Everolimus denied as non-formulary by Kaiser Permanente?
Non-formulary doesn't mean uncoverable. Most plans have a formulary-exception process: the appeal needs to show the formulary alternatives are inappropriate for your specific clinical situation.
US health-plan appeal rights
Cite: Most US health plans have appeal rights under either the ACA, ERISA, or Medicare/Medicaid rules
Most US health plans are required by federal law to give you both an internal appeal (where the insurer reconsiders) and an external review (where an independent reviewer decides). The exact timelines and processes depend on what kind of plan you have — marketplace / employer group, self-funded, Medicare Advantage, or Medicaid MCO — but in every case there's a window after the denial during which you have the right to fight it.
What Kaiser Permanente typically requires
Kaiser Permanente's specific coverage criteria for everolimus are defined in its own published medical/coverage policy and the FDA-approved prescribing label. A successful appeal documents that your medical records satisfy each criterion those sources list — confirmed diagnosis, any required prior treatments (with dates and outcomes), and clinical severity. If the exact criteria weren't included with your denial, request them in writing; your appeal then maps each requirement to the matching fact in your chart.
The Kaiser Permanente angle on Everolimus
## Why Kaiser Denies Everolimus as Non-Formulary — and What You Can Do
A non-formulary denial means everolimus is not listed on Kaiser's preferred drug list for the plan tier associated with the patient's coverage, or is listed at a tier that requires prior authorization or formulary exception before it will be covered. This is a coverage structure decision, not a clinical rejection — and formulary exceptions are a standard, defined appeals pathway that Kaiser is required to offer under federal and state law.
## The Federal Appeal Framework
Under ACA §2719, all non-grandfathered commercial Kaiser plans must provide internal appeal rights followed by independent external review through a state-approved IRO. The external review window is typically four months after final internal denial. For urgent clinical situations, request expedited review.
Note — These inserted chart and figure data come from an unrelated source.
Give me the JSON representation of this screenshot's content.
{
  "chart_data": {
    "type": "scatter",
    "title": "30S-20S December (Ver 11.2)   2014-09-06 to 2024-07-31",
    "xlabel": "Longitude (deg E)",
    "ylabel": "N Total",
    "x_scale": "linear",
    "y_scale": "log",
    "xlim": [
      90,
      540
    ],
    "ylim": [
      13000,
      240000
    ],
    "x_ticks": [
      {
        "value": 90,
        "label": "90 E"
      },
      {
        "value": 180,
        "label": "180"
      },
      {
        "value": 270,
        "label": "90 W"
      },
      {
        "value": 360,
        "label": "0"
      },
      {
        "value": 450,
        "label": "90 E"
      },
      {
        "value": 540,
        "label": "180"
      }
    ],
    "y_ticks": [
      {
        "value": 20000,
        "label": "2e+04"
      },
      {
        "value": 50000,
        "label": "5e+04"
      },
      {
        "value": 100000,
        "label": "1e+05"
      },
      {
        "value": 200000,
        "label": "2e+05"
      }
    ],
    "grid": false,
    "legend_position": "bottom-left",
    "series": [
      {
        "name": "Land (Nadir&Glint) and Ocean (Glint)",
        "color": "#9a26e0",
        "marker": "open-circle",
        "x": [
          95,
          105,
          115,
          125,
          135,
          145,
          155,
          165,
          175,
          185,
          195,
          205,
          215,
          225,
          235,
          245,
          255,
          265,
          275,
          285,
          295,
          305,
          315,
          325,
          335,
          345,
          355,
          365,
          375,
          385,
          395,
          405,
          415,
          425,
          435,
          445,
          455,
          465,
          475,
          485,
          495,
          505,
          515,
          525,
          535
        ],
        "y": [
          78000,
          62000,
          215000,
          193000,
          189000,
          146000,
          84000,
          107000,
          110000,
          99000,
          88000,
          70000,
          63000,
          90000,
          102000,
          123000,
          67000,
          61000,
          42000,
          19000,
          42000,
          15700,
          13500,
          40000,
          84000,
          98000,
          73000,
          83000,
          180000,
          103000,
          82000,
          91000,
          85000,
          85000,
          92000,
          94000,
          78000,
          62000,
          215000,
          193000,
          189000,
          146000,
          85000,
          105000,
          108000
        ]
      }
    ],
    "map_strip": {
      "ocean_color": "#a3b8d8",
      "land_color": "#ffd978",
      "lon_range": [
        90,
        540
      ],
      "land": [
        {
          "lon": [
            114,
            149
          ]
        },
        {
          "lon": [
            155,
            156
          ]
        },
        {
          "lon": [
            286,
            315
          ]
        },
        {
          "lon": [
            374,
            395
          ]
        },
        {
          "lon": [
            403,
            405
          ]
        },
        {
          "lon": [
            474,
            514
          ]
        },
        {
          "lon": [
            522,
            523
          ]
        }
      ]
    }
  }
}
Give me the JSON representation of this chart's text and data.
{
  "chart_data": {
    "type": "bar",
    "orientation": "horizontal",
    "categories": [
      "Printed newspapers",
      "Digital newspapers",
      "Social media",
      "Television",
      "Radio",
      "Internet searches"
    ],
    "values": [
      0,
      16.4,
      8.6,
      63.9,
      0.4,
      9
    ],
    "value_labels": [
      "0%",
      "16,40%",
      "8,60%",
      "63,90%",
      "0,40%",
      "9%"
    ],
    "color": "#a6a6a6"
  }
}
For self-funded employer plans, ERISA §503 governs: you are entitled to a full-and-fair review, a written denial citing the specific criteria used, and access to the plan's formulary exception standards.
## The Formulary Exception Standard
Kaiser (and all ACA-compliant plans) must grant a formulary exception when the patient's prescriber establishes that: 1. Every formulary alternative is clinically contraindicated, has already failed, or is otherwise inappropriate for this specific patient, and 2. The requested non-formulary drug is medically necessary for the patient's condition.
The key is documenting individual patient circumstances — not generic preferences.
## Documentation to Gather
- Formulary alternatives tried: Dated pharmacy records, office notes, and clinical outcomes for every formulary-listed drug in the same therapeutic category that was tried before everolimus was requested.
- Clinical explanation of alternatives: Prescriber's documentation of why each formulary alternative is not appropriate for this patient (prior failure, individual clinical factors, or other reasons specific to this patient — documented in the chart).
- Diagnosis and severity documentation: Chart notes, pathology, imaging, and staging records confirming the indication and why timely access to everolimus specifically is necessary.
- FDA prescribing label: The section showing the approved indication matching this patient's diagnosis.
- Prescriber's formulary-exception letter: A letter from the treating specialist explicitly addressing the formulary-exception standard, referencing chart evidence for each point.
## Criteria-Mapping Structure
| Kaiser Formulary Exception Requirement | Patient-Specific Evidence | |---|---| | [Copy from Kaiser's formulary exception policy or the denial letter] | [Dated chart entry, pharmacy record, or clinical note] |
## Practical Next Steps
1. Request Kaiser's formulary exception form and the denial letter with the specific criteria cited. 2. Identify every formulary-listed therapeutic alternative for the relevant indication. 3. Have the prescriber complete the formulary-exception letter, addressing each listed alternative individually. 4. File the formulary exception request/internal appeal with the criteria-mapping table and supporting records attached. 5. If the exception is denied internally, file immediately for independent external review — IRO reviewers apply clinical necessity standards, not the plan's formulary preferences. 6. Check your state's insurance code: many states require expedited formulary exception review for urgent or oncology cases.
Next steps
- Find the date on the denial letter — your appeal window starts there.
- Read your plan's Summary of Benefits and Coverage (SBC) for the specific deadlines.
- Request the insurer's claim file in writing — they must provide it.
- Submit your appeal in writing with new clinical evidence and a physician statement.